20. Starkies

3.9K 310 5
                                    

✨ Happy Reading ✨

Adrea berbaring dengan nyaman di sofa ruangan Adrian. Sudah lima belas menit berlalu, Ia sedikit bosan.

Adrea memandang wajah Adrian yang sedang serius bekerja. Ia jadi teringat ketika Adrian sedang sibuk-sibuknya dengan organisasi OSIS dan tidak bisa mengikutinya keluar bersama teman, jadi Adrian memaksanya untuk menemaninya mengerjakan sesuatu di ruang OSIS dengan alasan tidak mau bertanggung jawab dan tidak mau membantu Adrea menjelaskan pada ayahnya jika ada suatu hal yang tidak diinginkan terjadi.

Wajah Adrian tidak banyak berubah. Masih sama seperti saat di ruang OSIS dulu terlepas dari cap merah berbentuk telapak tangan di pipi kirinya sekarang.

Adrea terkesiap. Lagi-lagi ia teringat masa lalu tubuhnya. Ketika ia mencoba mengingat lagi ia tidak dapat melakukannya. "Apa saat aku tidak sadar saja?"

Adrea bangkit dan melihat ke sekitar. Tatapannya jatuh ke meja yang berada di sampingnya. Ia menepuk jidatnya pelan. Lupa apa tujuan utamanya menemui Adrian. Box berisi masakan mama Adrian juga cookies hasil modifikasi nastar masih belum tersentuh.

"Adrian, makan," Adrea memanggil Adrian untuk makan. Dia duduk bersila di lantai dan membongkar box.

Adrian melirik jamnya. Dia sudah makan saat meeting tadi, tapi Adrea sudah payah membawakan makanan makan siang, dia rela perut buncit sedikit.
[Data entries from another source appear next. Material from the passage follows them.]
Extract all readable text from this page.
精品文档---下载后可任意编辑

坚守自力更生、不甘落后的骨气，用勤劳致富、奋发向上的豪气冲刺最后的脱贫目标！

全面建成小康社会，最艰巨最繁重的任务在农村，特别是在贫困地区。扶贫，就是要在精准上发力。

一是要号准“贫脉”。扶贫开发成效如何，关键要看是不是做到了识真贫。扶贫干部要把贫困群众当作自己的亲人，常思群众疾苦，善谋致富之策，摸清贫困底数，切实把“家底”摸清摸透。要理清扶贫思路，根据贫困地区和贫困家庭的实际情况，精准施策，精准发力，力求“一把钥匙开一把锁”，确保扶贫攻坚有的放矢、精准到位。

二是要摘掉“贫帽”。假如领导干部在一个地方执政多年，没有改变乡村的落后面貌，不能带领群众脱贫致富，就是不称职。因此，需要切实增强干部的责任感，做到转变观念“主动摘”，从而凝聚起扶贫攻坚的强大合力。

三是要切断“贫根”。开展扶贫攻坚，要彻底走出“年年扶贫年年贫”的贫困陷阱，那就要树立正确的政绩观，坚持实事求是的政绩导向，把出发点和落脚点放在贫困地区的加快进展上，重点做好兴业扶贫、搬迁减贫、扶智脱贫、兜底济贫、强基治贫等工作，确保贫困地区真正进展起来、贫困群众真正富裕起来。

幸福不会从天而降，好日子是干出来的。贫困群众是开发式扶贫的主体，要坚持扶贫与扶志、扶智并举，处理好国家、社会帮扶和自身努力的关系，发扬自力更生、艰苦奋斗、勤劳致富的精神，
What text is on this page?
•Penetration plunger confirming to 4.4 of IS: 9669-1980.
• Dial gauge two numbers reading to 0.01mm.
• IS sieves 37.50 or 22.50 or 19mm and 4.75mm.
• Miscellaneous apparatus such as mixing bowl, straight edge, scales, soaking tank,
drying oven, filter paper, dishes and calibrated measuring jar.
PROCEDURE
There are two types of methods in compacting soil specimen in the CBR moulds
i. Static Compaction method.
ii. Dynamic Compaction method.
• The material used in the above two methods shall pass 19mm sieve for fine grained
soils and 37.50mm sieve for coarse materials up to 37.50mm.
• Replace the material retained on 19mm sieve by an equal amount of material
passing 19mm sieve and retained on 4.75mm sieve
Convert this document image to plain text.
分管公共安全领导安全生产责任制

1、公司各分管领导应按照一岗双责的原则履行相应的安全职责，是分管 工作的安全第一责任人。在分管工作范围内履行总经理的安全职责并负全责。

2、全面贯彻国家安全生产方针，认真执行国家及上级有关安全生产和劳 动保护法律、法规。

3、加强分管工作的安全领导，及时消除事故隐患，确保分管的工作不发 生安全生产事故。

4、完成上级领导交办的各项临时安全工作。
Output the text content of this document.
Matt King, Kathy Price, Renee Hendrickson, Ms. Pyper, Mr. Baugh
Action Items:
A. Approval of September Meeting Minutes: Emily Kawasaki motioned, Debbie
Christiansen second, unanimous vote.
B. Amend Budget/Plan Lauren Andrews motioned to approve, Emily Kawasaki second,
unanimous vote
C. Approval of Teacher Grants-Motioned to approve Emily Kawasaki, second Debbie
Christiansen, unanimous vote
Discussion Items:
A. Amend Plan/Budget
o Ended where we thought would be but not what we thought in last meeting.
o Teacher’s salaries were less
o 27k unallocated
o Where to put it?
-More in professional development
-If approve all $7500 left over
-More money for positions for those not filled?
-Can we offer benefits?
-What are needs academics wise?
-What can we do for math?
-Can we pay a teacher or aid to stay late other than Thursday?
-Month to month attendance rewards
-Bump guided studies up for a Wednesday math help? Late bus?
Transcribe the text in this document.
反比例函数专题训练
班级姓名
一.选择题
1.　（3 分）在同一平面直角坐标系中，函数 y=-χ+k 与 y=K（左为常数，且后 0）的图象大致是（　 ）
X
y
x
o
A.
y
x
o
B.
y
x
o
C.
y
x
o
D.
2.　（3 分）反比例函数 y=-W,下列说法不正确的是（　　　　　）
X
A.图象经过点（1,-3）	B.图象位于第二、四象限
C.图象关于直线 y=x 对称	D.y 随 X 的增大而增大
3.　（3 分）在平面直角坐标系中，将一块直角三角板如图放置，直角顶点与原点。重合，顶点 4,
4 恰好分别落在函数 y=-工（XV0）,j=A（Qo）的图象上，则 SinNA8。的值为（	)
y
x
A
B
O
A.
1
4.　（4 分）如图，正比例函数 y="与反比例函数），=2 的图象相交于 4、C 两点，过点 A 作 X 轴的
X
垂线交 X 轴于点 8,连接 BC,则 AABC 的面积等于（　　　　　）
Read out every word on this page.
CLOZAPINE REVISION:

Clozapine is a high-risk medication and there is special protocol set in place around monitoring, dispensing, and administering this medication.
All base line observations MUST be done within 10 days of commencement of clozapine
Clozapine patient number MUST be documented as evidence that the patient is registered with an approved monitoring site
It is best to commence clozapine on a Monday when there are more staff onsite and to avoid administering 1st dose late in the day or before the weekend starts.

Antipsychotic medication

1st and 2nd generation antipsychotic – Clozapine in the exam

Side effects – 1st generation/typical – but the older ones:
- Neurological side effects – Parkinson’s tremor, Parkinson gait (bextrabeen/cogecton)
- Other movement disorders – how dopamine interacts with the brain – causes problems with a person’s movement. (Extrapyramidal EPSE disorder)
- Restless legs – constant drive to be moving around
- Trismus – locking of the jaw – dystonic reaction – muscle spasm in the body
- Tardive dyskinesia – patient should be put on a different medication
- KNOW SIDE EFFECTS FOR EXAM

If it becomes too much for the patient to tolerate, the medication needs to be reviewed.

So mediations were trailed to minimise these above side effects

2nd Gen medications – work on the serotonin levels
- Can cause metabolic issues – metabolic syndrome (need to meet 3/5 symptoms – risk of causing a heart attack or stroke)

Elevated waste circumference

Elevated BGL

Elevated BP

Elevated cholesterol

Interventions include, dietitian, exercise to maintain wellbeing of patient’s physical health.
Dia duduk dengan patuh di samping Adrea.

Mata Adrea berbinar menatap menu makanan masakan mama Adrian. Ayam goreng, lalapan segar, serta sambal.

Kening Adrian mengerut ketika melihat box kecil berisi cookies beraroma jahe. Mamanya tidak pernah mengirim cookies untuk makan siang. Paling buah, paling mentok ya biskuit biasa.

"Rea, ini dari mama juga?" Tanya Adrian menunjuk box cookies.

Adrea menoleh, menatap box cookies sekilas kemudian menggeleng. "Bukan, itu ikh, kesel banget ingat lagi,"

Adrea tersenyum simpul melihat wajah Adrea yang sedang kesal. Bibirnya mengerucut. Ia menopang dagu menatap Adrea dengan intens. "Kenapa?"

"Kak Adean sama ayah, tuh,"

"Kenapa sama mereka, hmm?"

"Aku buat selai nanas sebelum berangkat ke villa, karena dadakan jadilah selainya aku simpan dulu. Pas aku pulang terus mau lanjut bikin nastar malah hilang. Mereka makan selainya nggak izin atau kasih tau kasih tau aku dulu. Mana adonan nastar udah jadi."

Adrian menahan tawanya ketika melihat ekspresi Adrea yang kesal tapi tetap fokus menata makanan. Lalu ia menunduk menatap cookies di hadapannya, "Jadi ini apa namanya?"

"Nggak tau." Adrea menyodorkan wadah berisi nasi ke hadapan Adrian.

Adrian menatap lamat-lamat nasi itu. Ia menghela nafas kemudian menggeleng. "Kamu udah makan?"

Adrea menggeleng.

"Kamu aja kalau gitu. Aku udah makan tadi di luar sama asisten Fala."

Mata Adrea berbinar. "Serius?"

Adrian mengangguk, "Hmm, tapi ini untukku," ia mengangkat wadah cookies.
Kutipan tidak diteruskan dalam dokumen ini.